The domestic political dimension is equally tangled. Vučić moved quickly after the summit to distance himself from a statement by a Serbian official — identified as Paunović — whose remarks he said did not reflect the position of the presidency or the government. The clarification suggested internal messaging discipline had slipped, and that someone in Belgrade's apparatus had wandered off-script in a moment when every word from the Serbian delegation was under a magnifying glass.

What Serbia actually pledged — humanitarian aid, stated support for Ukraine's sovereignty, continued engagement in the summit format — is not nothing. Vučić is not Viktor Orbán, and Belgrade is not running diplomatic cover for Moscow in the way Budapest has done inside EU council rooms. But the gap between the rhetoric of European solidarity and the refusal to attach Serbia's name to any document with real political cost is a gap Vučić has exploited for three years. It keeps him viable in both directions: palatable enough for Brussels, unthreatening enough for Moscow.

The summit's other participants agreed on a communiqué covering reconstruction financing, air-defense coordination, and the push for sustained international pressure on Russia to end the war. Those are not abstract commitments — air-defense cooperation in particular has direct operational implications for Ukraine's ability to protect its cities.
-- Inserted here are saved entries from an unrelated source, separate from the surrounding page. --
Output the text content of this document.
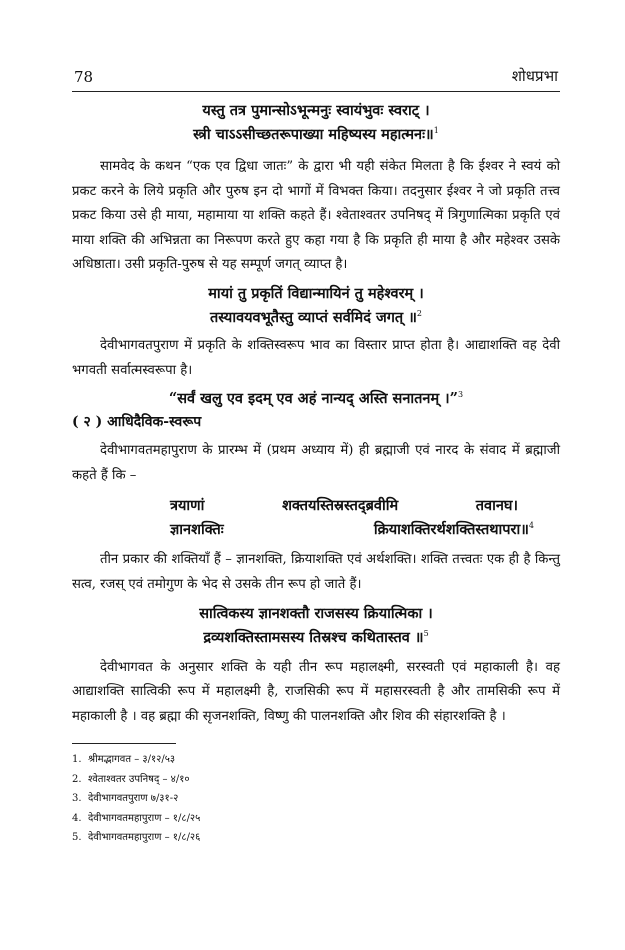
78	शोधप्रभा
यस्तु तत्र पुमान्सोऽभून्मनुः स्वायंभुवः स्वराट् ।
स्त्री चाऽऽसीच्छतरूपाख्या महिष्यस्य महात्मनः॥$^1$

सामवेद के कथन “एक एव द्विधा जातः” के द्वारा भी यही संकेत मिलता है कि ईश्वर ने स्वयं को प्रकट करने के लिये प्रकृति और पुरुष इन दो भागों में विभक्त किया। तदनुसार ईश्वर ने जो प्रकृति तत्त्व प्रकट किया उसे ही माया, महामाया या शक्ति कहते हैं। श्वेताश्वतर उपनिषद् में त्रिगुणात्मिका प्रकृति एवं माया शक्ति की अभिन्नता का निरूपण करते हुए कहा गया है कि प्रकृति ही माया है और महेश्वर उसके अधिष्ठाता। उसी प्रकृति-पुरुष से यह सम्पूर्ण जगत् व्याप्त है।

मायां तु प्रकृतिं विद्यान्मायिनं तु महेश्वरम् ।
तस्यावयवभूतैस्तु व्याप्तं सर्वमिदं जगत् ॥$^2$

देवीभागवतपुराण में प्रकृति के शक्तिस्वरूप भाव का विस्तार प्राप्त होता है। आद्याशक्ति वह देवी भगवती सर्वात्मस्वरूपा है।

“सर्वं खलु एव इदम् एव अहं नान्यद् अस्ति सनातनम् ।”$^3$

( २ ) आधिदैविक-स्वरूप

देवीभागवतमहापुराण के प्रारम्भ में (प्रथम अध्याय में) ही ब्रह्माजी एवं नारद के संवाद में ब्रह्माजी कहते हैं कि –

त्रयाणां	शक्तयस्तिस्रस्तद्ब्रवीमि	तवानघ।
ज्ञानशक्तिः	क्रियाशक्तिरर्थशक्तिस्तथापरा॥$^4$

तीन प्रकार की शक्तियाँ हैं – ज्ञानशक्ति, क्रियाशक्ति एवं अर्थशक्ति। शक्ति तत्त्वतः एक ही है किन्तु सत्व, रजस् एवं तमोगुण के भेद से उसके तीन रूप हो जाते हैं।

सात्विकस्य ज्ञानशक्तौ राजसस्य क्रियात्मिका ।
द्रव्यशक्तिस्तामसस्य तिस्रश्च कथितास्तव ॥$^5$

देवीभागवत के अनुसार शक्ति के यही तीन रूप महालक्ष्मी, सरस्वती एवं महाकाली है। वह आद्याशक्ति सात्विकी रूप में महालक्ष्मी है, राजसिकी रूप में महासरस्वती है और तामसिकी रूप में महाकाली है । वह ब्रह्मा की सृजनशक्ति, विष्णु की पालनशक्ति और शिव की संहारशक्ति है ।

1. श्रीमद्भागवत – ३/१२/५३
2. श्वेताश्वतर उपनिषद् – ४/१०
3. देवीभागवतपुराण ७/३१-२
4. देवीभागवतमहापुराण – १/८/२५
5. देवीभागवतमहापुराण – १/८/२६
Serbia's absence from that consensus is noted in every capital that signed.

For Kyiv, the optics of hosting Vučić are complicated but probably worth it. A Serbian president physically present in the Ukrainian capital, in wartime, is a signal in itself — particularly to audiences in Belgrade who have been fed a steady diet of pro-Russian sentiment by parts of the domestic media landscape. Ukraine wants Serbia inside the tent, even a Serbia that won't sign the guest book. Whether that patience pays off, or whether Vučić has simply found another forum to attend without cost, is the question nobody at the summit podium was willing to ask out loud.